University of Turku
Supervisor: Jyrki Heino
Funding: ISB
Date: 2010-01-01
Integrins are cell surface adhesion molecules that bind to extracellular matrix proteins, such as collagen, and to other cells. Integrins literally integrate extracellular matrix to cytoskeleton and transmit outside-in signals as well as inside-out signals to regulate multiple cellular processes such as cell growth and motility. Integrins lack enzymatic activity, instead signals are transmitted through integrin clustering and conformational changes in integrin structure. Proteins bound to integrin cytoplasmic tails form focal adhesion complexes that are responsible for signal transmission in cytoplasm.
Echovirus 1, small, non-enveloped RNA virus, binds α2β1 integrins to attach cell surface and enter cells. Integrins are internalized from cell membrane in different cell processes and this natural internalization mechanism of integrins might be exploited by virus. In our recent publication (Jokinen et al., 2009) we showed that unlike any other known integrin ligand, echovirus 1 binds better to bent, inactive integrins. Usually integrins bind their ligands more avidly in extended, active conformation. Echovirus 1 has multiple integrin binding sites, and virus binding induces integrin clustering. Integrin conformational changes however do not seem to occur after Echovirus 1 binding.

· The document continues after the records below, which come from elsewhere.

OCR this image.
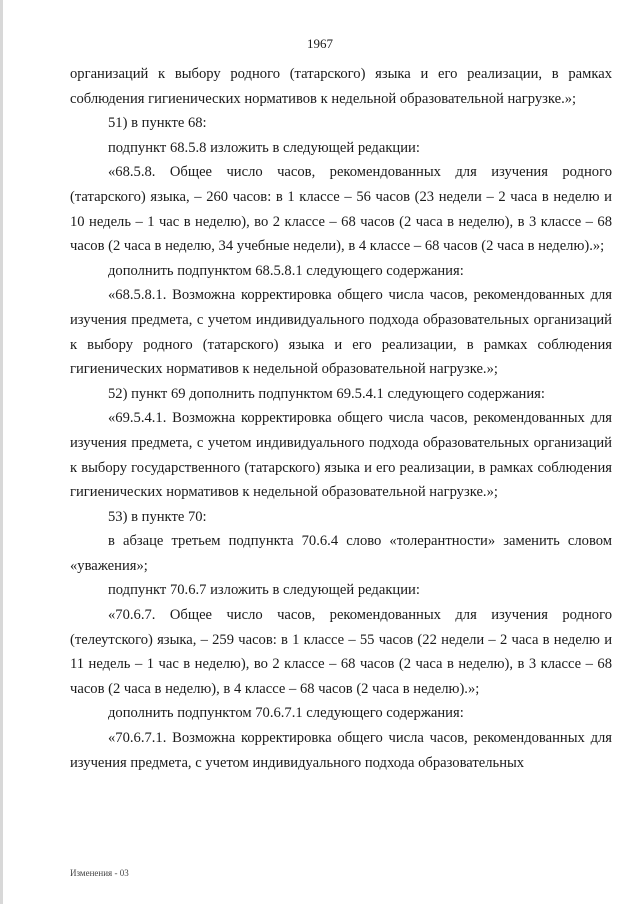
1967

организаций к выбору родного (татарского) языка и его реализации, в рамках соблюдения гигиенических нормативов к недельной образовательной нагрузке.»;

51) в пункте 68:

подпункт 68.5.8 изложить в следующей редакции:

«68.5.8. Общее число часов, рекомендованных для изучения родного (татарского) языка, – 260 часов: в 1 классе – 56 часов (23 недели – 2 часа в неделю и 10 недель – 1 час в неделю), во 2 классе – 68 часов (2 часа в неделю), в 3 классе – 68 часов (2 часа в неделю, 34 учебные недели), в 4 классе – 68 часов (2 часа в неделю).»;

дополнить подпунктом 68.5.8.1 следующего содержания:

«68.5.8.1. Возможна корректировка общего числа часов, рекомендованных для изучения предмета, с учетом индивидуального подхода образовательных организаций к выбору родного (татарского) языка и его реализации, в рамках соблюдения гигиенических нормативов к недельной образовательной нагрузке.»;

52) пункт 69 дополнить подпунктом 69.5.4.1 следующего содержания:

«69.5.4.1. Возможна корректировка общего числа часов, рекомендованных для изучения предмета, с учетом индивидуального подхода образовательных организаций к выбору государственного (татарского) языка и его реализации, в рамках соблюдения гигиенических нормативов к недельной образовательной нагрузке.»;

53) в пункте 70:

в абзаце третьем подпункта 70.6.4 слово «толерантности» заменить словом «уважения»;

подпункт 70.6.7 изложить в следующей редакции:

«70.6.7. Общее число часов, рекомендованных для изучения родного (телеутского) языка, – 259 часов: в 1 классе – 55 часов (22 недели – 2 часа в неделю и 11 недель – 1 час в неделю), во 2 классе – 68 часов (2 часа в неделю), в 3 классе – 68 часов (2 часа в неделю), в 4 классе – 68 часов (2 часа в неделю).»;

дополнить подпунктом 70.6.7.1 следующего содержания:

«70.6.7.1. Возможна корректировка общего числа часов, рекомендованных для изучения предмета, с учетом индивидуального подхода образовательных

Изменения - 03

This PhD project focuses on studying echovirus 1 internalization, but in addition α2β1 integrin signaling related to conformational changes in integrin structure is going to be better understood. Echovirus 1-α2β1 integrin complex is going to be modeled to help to predict interactions between proteins bound to integrin cytoplasmic tails. The composition of this echovirus 1 induced focal adhesion, and signaling through the complex, is going to be defined. Also the role of FAK1, a key protein in focal adhesion regulation, in echovirus 1 entry is going to be determined.